A cet égard, nous devons mentionner une caractéristique supplémentaire qui justifie les programmes SETI alternatifs. Dans la conception SETI classique, le programme d’encryptage/décryptage d’imagerie picturale ou de messages présuppose que les extraterrestres disposent d’un sens de la vue semblable au nôtre (Oliver et al. 1973). L’importance qui y est accordée ne repose pas tant sur l’importance que la vision exerce chez les humains, mais bien sur des préjugés philosophiques quant aux moyens adaptés à l’acquisition des connaissances.

Par conséquent, l’auto sélection anthropocentrique est une conséquence manifeste de cette pensée orthodoxe aussi bien dans la recherche SETI qu’en ufologie.

[Le philosophe] Michel Foucault 15 affirme que la confiance que nous accordons à la science  repose essentiellement sur l’étude des caractéristiques optiques des objets (Foucault, 1966). Cette croyance que la véritable connaissance ne peut être acquise que par la vue remonte au XVIIe siècle à partir duquel la prééminence de la vision a conduit à la disqualification des  autres sens comme source possible d’information scientifique.

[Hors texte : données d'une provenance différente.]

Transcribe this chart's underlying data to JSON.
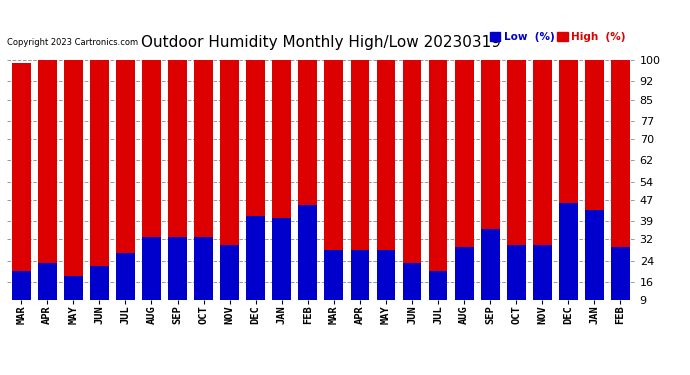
{
  "title": "Outdoor Humidity Monthly High/Low 20230319",
  "copyright_text": "Copyright 2023 Cartronics.com",
  "categories": [
    "MAR",
    "APR",
    "MAY",
    "JUN",
    "JUL",
    "AUG",
    "SEP",
    "OCT",
    "NOV",
    "DEC",
    "JAN",
    "FEB",
    "MAR",
    "APR",
    "MAY",
    "JUN",
    "JUL",
    "AUG",
    "SEP",
    "OCT",
    "NOV",
    "DEC",
    "JAN",
    "FEB"
  ],
  "high_values": [
    99,
    100,
    100,
    100,
    100,
    100,
    100,
    100,
    100,
    100,
    100,
    100,
    100,
    100,
    100,
    100,
    100,
    100,
    100,
    100,
    100,
    100,
    100,
    100
  ],
  "low_values": [
    20,
    23,
    18,
    22,
    27,
    33,
    33,
    33,
    30,
    41,
    40,
    45,
    28,
    28,
    28,
    23,
    20,
    29,
    36,
    30,
    30,
    46,
    43,
    29
  ],
  "high_color": "#dd0000",
  "low_color": "#0000cc",
  "yticks": [
    9,
    16,
    24,
    32,
    39,
    47,
    54,
    62,
    70,
    77,
    85,
    92,
    100
  ],
  "ylim_min": 9,
  "ylim_max": 103,
  "background_color": "#ffffff",
  "plot_bg_color": "#ffffff",
  "grid_color": "#999999",
  "title_color": "#000000",
  "title_fontsize": 11,
  "bar_width": 0.72,
  "legend_low_label": "Low  (%)",
  "legend_high_label": "High  (%)"
}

Même sans aller jusqu’à soulever la question de savoir si les entités ETs/PAN sont dotées du sens de la vue, nous devrions avoir la sagesse de ne pas surestimer l’importance de l’imagerie chez eux. La remarque reste valable pour les transmissions qu’ils nous adressent. Si nous pouvons observer et acquérir des connaissances par la vue, des signaux ETs/PAN pourraient bombarder la Terre sans être compris ou reconnus comme tels ni même détectés si nous ne sommes pas dotés d’autres modèles de communication, comme par exemple psychiques ou mentaux.

On en trouve de nombreuses illustrations dans les interactions entre les humains de cultures différentes (Highwater, 1981) et dans les apparitions mariales où les témoins sont souvent d’un niveau d’éducation très limité, voire des illettrés analphabètes (Fatima, Lourdes, Guadalupe).

Cette dernière remarque porte le débat sur les contraintes et réactions auxquelles on doit s’attendre de la part d’extraterrestres mis en présence de signaux d’origine terrestre. Etant donné que nous ignorons la nature des ETs/PAN destinataires des messages qui leur sont délibérément envoyés et que de leur côté ceux-ci ne peuvent a priori être certains de la nôtre, il est difficile d’éviter que leurs communications soient ambiguës. Les ETs/PAN qui observent nos pictogrammes sont susceptibles d’y projeter l’empreinte de leur vécu spécifique et propres expériences culturelles en tant qu’espèce, comme nous projetons celles d’Homosapiens sapiens sur leurs messages. La première de ces raisons pourrait expliquer l’absence de  détection de signaux extraterrestres par SETI, si nous passons sous silence les quelques 100 signaux radios et optiques qui, sans avoir été de faux espoirs avérés, ne furent pas ultérieurement répétés pas leur source d’origine, tandis que la seconde peut expliquer l’impasse actuelle dans laquelle se trouve l’étude des phénomènes de type PAN.

LA SEMIOTIQUE(voir infra)

Pour y avoir participé, dans son analyse du problème de l’échec du programme SETI, le psychologue Doug Vakoch préconise de faire appel à la sémiotique, science qui s’intéresse à  la signification des signes de toute nature (Vakoch, 1999) et selon laquelle un signe représente quelque chose d’autre qui est le signifié. Par exemple, le mot « sou » peut servir à désigner la pièce que vous avez dans la main.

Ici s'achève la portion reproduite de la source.